A physiological and enzymatic study of Debaryomyces hansenii growth on xylose- and oxygen-limited chemostats.

The effect of changing growth rate and oxygen transfer rate (OTR) on Debaryomyces hansenii physiology was studied using xylose-limited and oxygen-limited chemostat cultures, respectively, and complemented with enzymatic assays. Under xylose-limited chemostat (oxygen-excess), neither ethanol nor xylitol was produced over the entire range of dilution rate ( D). The maximal volumetric biomass productivity was 2.5 g x l(-1) x h(-1) at D =0.25 h(-1) and cell yield was constant at all values of D. The respiratory rates and xylose consumption rate increased linearly with growth rate but, above 0.17 h(-1), oxygen consumption rate had a steeper increase compared to carbon dioxide production rate. Enzymatic analysis of xylose metabolism suggests that internal fluxes are redirected as a function of growth rate.

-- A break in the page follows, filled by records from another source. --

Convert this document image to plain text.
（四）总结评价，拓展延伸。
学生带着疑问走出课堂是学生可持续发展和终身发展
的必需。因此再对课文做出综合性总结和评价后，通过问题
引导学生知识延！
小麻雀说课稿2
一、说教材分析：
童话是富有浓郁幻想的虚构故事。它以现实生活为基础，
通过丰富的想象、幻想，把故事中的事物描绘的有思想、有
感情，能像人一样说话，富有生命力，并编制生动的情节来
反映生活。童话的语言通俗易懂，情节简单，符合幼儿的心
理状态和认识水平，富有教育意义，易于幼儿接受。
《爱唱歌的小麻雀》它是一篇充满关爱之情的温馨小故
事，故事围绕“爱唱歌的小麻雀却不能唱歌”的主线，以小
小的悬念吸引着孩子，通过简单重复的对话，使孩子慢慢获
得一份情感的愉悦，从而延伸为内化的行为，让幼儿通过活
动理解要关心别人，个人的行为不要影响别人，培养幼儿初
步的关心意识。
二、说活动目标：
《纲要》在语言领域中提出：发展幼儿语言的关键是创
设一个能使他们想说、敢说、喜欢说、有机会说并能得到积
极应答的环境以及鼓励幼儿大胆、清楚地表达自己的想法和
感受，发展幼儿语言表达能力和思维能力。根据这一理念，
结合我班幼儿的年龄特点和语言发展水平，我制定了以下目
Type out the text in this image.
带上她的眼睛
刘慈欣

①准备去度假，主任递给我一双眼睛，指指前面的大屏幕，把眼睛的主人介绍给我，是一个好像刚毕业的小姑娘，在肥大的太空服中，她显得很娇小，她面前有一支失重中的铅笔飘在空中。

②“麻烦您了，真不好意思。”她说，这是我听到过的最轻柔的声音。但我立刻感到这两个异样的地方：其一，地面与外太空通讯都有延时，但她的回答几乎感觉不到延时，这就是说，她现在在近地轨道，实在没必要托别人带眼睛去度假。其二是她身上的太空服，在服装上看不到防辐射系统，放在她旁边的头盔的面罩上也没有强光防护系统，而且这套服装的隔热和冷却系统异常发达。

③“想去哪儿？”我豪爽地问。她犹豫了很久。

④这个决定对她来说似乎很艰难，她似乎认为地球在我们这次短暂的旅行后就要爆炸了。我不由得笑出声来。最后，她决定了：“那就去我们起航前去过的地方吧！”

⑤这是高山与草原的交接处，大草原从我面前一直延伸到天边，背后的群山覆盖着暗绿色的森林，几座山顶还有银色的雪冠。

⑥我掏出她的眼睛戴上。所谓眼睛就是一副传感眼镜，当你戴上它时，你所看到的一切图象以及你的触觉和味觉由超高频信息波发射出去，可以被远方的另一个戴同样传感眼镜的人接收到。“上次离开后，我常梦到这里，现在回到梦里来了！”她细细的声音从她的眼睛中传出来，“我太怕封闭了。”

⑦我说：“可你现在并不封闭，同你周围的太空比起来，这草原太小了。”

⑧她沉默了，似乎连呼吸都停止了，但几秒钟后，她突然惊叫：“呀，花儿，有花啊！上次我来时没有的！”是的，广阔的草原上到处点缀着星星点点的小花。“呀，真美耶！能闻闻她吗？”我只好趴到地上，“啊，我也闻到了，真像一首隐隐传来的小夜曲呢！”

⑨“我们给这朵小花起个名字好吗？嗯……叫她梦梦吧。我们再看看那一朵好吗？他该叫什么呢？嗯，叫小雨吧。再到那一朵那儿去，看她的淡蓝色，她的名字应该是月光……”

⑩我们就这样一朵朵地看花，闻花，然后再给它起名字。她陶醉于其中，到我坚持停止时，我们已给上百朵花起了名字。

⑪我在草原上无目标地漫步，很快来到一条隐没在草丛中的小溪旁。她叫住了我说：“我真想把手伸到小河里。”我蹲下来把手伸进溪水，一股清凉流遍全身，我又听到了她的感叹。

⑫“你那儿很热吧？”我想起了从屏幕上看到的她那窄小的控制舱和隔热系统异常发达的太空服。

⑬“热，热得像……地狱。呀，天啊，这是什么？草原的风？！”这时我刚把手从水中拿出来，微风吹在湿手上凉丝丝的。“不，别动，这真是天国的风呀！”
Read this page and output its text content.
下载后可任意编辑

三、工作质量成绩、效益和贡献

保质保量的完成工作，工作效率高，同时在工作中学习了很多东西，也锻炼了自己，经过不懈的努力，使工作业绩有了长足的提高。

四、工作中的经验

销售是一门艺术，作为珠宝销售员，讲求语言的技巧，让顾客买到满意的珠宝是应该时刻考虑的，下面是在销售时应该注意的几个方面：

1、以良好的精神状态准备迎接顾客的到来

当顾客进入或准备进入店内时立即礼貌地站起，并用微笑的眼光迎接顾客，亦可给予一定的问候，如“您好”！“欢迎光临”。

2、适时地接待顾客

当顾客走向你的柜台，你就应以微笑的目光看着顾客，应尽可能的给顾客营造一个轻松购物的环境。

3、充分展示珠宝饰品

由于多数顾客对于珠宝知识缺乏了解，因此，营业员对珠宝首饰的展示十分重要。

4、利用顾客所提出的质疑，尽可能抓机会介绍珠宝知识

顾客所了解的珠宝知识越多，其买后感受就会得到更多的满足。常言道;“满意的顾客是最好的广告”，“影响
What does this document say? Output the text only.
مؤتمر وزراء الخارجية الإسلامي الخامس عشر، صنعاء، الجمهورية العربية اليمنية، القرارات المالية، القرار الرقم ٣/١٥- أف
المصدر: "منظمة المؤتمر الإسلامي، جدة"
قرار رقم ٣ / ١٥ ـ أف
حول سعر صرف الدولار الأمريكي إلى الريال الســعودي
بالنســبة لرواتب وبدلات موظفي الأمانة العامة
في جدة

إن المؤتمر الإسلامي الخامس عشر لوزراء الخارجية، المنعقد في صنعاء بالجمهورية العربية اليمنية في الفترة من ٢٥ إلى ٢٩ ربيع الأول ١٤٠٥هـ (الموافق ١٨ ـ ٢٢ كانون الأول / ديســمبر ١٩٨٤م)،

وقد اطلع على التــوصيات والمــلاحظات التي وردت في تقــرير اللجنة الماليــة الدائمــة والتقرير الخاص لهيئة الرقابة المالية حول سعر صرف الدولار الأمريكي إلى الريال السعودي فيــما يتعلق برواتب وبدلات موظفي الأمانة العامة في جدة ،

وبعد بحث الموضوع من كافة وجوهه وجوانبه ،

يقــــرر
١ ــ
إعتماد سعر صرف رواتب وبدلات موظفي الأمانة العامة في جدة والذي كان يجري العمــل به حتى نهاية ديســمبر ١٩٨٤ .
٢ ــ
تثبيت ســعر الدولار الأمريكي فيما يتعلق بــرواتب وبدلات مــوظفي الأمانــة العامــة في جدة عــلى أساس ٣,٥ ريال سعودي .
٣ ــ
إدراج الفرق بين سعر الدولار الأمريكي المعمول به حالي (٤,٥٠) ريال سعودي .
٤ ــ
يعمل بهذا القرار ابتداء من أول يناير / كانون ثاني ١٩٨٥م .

For values of D up to 0.17 h(-1), the xylose reductase (XR) titre is lower than the xylitol dehydrogenase (XDH) titre, whereas above 0.17 h(-1) XR activity is about twice that of XDH and the NADPH-producing enzymes sharply increase their titres indicating an internal metabolic flux shift to meet higher NADPH metabolic requirements. Moreover, the enzymes around the pyruvate node also exhibited different patterns if D was above or below 0.17 h(-1). Under oxygen-limited chemostat (xylose-excess) the metabolism changed drastically and, due to oxidative phosphorylation limitation, cell yield decreased to 0.16 g g(-1) for an OTR of 1.4 mmol l(-1) h(-1) and xylitol became the major extracellular product along with minor amounts of glycerol. The enzymatic analysis revealed that isocitrate dehydrogenase is not regulated by oxygen, whereas XR, XDH and the NADPH-producing enzymes changed their levels according to oxygen availability.